Prove or contradict:
There are infinite open sets $U_1,U_2,...\in \mathbb{R}$ such that : $\mathbb{Q}=\bigcap^\infty _{i=1} U_i $
So I saw the following answer:
No, becuase if it was true,$\mathbb{Q}=\bigcap^\infty _{i=1} U_i $ ,then:
$\phi = \bigcap_{q\in \mathbb{Q}}\mathbb{R} \setminus \{q\} \ \cap \bigcap^\infty_{i=1}U_i$
which contradicts $Baire$ theorem.
Why does it contradicts it?
On
$\mathbb{R}\setminus\{q\}$ is open as $\{q\}$ is closed, and dense as $\{q\}$ is not isolated.
If $\mathbb{Q} =\cap_n U_n$, where all $U_n$ are open, $\mathbb{Q} \subset U_n$ for all $n$, so every $U_n$ is dense as it contains a dense set: $\mathbb{R} =\overline{\mathbb{Q}} \subset \overline{U_n} \subset \mathbb{R}$.

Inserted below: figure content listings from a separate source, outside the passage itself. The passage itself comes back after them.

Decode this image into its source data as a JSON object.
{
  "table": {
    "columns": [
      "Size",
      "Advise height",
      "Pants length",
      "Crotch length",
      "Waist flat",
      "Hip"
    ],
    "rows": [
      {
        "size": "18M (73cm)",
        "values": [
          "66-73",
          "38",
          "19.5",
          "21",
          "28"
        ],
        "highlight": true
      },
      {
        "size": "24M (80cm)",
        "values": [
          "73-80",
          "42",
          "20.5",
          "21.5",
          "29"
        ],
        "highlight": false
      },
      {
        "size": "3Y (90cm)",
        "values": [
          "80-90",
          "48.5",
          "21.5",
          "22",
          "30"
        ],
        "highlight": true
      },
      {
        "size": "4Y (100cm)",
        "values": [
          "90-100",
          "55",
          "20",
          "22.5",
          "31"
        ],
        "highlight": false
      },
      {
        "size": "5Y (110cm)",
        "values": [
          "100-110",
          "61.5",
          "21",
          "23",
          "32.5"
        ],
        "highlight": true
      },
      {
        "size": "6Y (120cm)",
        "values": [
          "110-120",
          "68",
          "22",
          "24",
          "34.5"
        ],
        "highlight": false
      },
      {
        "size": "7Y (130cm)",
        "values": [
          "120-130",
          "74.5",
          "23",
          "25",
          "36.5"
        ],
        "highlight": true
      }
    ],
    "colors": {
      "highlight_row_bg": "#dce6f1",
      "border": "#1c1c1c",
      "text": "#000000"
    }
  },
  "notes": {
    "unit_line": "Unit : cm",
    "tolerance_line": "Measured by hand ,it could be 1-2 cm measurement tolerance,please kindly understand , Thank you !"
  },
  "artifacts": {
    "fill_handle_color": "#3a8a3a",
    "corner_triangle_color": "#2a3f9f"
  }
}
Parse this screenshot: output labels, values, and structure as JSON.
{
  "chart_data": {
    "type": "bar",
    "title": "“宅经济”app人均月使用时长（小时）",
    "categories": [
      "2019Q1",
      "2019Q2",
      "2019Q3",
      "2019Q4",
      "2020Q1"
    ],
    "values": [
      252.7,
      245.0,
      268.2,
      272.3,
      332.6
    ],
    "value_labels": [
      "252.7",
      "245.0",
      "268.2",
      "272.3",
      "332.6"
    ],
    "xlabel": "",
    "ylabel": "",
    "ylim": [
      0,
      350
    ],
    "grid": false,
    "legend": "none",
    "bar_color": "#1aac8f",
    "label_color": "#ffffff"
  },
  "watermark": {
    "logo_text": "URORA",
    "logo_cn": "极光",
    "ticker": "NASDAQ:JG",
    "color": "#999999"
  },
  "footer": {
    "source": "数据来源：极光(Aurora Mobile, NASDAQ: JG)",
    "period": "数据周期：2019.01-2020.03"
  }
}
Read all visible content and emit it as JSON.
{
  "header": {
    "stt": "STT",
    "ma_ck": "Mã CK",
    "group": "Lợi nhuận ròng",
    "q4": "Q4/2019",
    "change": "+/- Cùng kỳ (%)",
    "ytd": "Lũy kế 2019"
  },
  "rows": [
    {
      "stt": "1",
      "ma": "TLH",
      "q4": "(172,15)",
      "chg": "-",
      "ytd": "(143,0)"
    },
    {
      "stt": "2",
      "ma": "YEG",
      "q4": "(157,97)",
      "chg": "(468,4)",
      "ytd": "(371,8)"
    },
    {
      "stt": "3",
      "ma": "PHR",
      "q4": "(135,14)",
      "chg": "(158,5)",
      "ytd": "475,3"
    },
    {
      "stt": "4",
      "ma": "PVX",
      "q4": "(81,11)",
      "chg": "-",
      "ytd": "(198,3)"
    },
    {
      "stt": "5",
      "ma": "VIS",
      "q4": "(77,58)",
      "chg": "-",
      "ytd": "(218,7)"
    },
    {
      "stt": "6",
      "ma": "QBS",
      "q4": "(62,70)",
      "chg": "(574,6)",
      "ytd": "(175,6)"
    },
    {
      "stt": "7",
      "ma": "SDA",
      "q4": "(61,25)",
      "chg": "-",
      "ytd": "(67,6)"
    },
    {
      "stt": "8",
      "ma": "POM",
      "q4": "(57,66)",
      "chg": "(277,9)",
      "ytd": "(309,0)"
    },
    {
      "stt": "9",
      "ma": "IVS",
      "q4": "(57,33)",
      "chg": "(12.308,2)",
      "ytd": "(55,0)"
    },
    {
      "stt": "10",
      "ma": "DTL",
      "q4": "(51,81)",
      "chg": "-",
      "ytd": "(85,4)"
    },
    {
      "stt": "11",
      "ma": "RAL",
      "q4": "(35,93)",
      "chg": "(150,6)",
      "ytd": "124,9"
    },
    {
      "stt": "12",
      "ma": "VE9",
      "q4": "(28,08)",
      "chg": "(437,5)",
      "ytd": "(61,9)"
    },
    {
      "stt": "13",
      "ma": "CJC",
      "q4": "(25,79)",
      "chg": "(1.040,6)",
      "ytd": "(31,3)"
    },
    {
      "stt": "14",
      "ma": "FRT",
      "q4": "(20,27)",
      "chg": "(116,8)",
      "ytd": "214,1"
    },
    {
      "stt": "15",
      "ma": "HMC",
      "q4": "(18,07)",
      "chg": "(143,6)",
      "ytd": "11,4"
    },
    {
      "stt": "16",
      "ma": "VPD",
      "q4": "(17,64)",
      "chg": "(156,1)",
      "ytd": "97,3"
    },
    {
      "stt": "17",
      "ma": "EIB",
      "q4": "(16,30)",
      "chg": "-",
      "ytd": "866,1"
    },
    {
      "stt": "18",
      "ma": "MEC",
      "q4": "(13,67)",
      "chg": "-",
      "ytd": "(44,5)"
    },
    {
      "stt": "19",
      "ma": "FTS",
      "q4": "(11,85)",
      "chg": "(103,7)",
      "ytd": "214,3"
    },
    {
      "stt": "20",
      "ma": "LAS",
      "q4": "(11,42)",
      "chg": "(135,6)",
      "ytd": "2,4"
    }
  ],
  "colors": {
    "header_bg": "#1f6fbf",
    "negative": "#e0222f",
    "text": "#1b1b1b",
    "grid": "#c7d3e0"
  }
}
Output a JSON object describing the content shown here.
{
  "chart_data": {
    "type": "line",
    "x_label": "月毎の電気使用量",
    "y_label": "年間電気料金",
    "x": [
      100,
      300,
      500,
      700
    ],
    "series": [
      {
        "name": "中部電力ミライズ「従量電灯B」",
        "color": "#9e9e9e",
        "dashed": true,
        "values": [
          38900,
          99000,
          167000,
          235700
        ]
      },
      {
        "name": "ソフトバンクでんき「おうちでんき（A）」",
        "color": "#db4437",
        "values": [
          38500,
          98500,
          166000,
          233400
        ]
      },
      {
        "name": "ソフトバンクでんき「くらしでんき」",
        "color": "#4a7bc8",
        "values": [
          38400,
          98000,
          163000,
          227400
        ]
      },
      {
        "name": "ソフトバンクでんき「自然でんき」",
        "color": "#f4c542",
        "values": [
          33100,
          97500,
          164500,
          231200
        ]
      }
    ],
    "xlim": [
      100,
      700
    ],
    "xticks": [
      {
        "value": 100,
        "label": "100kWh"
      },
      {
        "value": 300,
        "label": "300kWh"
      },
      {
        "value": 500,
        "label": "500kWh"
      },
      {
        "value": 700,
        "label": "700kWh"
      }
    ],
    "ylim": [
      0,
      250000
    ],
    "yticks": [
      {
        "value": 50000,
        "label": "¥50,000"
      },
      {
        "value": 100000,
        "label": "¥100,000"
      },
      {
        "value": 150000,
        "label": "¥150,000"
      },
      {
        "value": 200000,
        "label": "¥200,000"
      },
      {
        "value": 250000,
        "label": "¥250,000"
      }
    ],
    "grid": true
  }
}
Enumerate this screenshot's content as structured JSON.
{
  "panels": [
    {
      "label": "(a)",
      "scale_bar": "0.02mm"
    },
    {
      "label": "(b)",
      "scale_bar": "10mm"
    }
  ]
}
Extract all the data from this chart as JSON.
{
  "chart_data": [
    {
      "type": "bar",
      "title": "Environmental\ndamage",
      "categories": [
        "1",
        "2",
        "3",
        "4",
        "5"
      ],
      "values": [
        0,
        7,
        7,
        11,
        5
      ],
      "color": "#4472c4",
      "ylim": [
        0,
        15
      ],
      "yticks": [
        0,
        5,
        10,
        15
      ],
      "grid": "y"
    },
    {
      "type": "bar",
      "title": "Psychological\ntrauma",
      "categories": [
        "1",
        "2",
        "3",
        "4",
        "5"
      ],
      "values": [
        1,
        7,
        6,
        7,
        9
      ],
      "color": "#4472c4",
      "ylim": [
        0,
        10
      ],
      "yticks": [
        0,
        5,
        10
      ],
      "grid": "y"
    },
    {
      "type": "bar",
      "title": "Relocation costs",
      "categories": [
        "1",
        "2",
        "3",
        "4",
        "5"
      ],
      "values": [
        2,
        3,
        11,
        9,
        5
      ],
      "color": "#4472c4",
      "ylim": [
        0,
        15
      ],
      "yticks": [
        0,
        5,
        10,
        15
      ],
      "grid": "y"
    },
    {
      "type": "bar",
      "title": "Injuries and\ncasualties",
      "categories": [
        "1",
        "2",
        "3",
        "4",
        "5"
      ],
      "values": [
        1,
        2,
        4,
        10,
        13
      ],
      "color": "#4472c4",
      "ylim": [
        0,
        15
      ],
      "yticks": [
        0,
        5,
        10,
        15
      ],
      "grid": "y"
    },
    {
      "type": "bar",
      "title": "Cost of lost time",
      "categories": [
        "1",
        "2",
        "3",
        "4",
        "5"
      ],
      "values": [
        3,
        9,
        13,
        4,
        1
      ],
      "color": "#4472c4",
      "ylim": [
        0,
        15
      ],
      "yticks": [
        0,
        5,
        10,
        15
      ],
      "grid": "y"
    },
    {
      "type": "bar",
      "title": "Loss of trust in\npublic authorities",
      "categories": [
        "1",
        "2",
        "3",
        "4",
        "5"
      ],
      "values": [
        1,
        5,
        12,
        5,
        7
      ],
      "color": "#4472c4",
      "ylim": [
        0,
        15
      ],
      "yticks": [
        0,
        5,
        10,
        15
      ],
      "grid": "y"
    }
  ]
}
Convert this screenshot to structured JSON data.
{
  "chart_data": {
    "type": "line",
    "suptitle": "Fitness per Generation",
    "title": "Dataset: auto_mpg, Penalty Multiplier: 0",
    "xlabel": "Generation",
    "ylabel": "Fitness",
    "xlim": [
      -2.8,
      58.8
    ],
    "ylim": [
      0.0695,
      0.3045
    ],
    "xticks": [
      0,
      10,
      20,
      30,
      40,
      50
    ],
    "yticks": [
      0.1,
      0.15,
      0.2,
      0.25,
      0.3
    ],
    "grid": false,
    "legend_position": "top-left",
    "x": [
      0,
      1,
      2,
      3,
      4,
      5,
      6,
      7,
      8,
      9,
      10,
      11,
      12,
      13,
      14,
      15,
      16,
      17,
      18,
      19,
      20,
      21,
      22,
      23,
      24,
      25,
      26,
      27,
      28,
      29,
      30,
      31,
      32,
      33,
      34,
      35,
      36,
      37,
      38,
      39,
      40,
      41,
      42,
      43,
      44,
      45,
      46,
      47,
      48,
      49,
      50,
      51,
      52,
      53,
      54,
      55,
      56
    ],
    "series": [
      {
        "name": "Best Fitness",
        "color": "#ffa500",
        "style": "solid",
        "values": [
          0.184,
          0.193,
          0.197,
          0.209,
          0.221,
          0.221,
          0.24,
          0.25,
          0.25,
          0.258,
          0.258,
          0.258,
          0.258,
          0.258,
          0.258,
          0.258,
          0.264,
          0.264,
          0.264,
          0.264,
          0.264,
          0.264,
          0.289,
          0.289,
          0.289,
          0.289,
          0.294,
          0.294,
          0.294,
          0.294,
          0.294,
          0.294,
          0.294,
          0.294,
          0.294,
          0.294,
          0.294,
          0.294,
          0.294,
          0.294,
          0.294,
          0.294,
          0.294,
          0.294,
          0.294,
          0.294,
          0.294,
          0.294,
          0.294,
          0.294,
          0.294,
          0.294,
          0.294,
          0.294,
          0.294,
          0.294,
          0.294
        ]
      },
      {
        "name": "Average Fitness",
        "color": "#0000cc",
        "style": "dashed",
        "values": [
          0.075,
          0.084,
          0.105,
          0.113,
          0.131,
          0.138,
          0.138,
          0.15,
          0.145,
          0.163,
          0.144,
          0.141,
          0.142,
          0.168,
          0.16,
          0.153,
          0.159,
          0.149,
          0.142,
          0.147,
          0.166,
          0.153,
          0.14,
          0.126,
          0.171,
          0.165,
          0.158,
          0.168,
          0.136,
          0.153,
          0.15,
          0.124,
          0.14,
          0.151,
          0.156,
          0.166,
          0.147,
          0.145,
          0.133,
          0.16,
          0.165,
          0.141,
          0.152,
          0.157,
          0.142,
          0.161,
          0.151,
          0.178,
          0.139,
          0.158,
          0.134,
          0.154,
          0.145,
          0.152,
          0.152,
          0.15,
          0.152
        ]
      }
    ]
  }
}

The intersection of all these (countably many, as $\mathbb{Q}$ is countable) dense open sets is empty, so far from dense. This contradicts Baireness of the reals, which follows either from its local compactness or it's metric completeness, depending on your taste or background.
Baire's theorem says that the intersection of countably many open sets with a certain property is never empty.
What is that property?
Do you see why the sets of the form $\mathbb{R}\setminus\{q\}$ and $U_i$ have this property? (HINT: the first is easy; for the second, what can you say about the sets $U_i$ and $\mathbb{Q}$?)
Side note: "$\mathbb{R}\setminus q$" is incorrect notation. "$A\setminus B$" only makes sense if $A, B$ are both sets.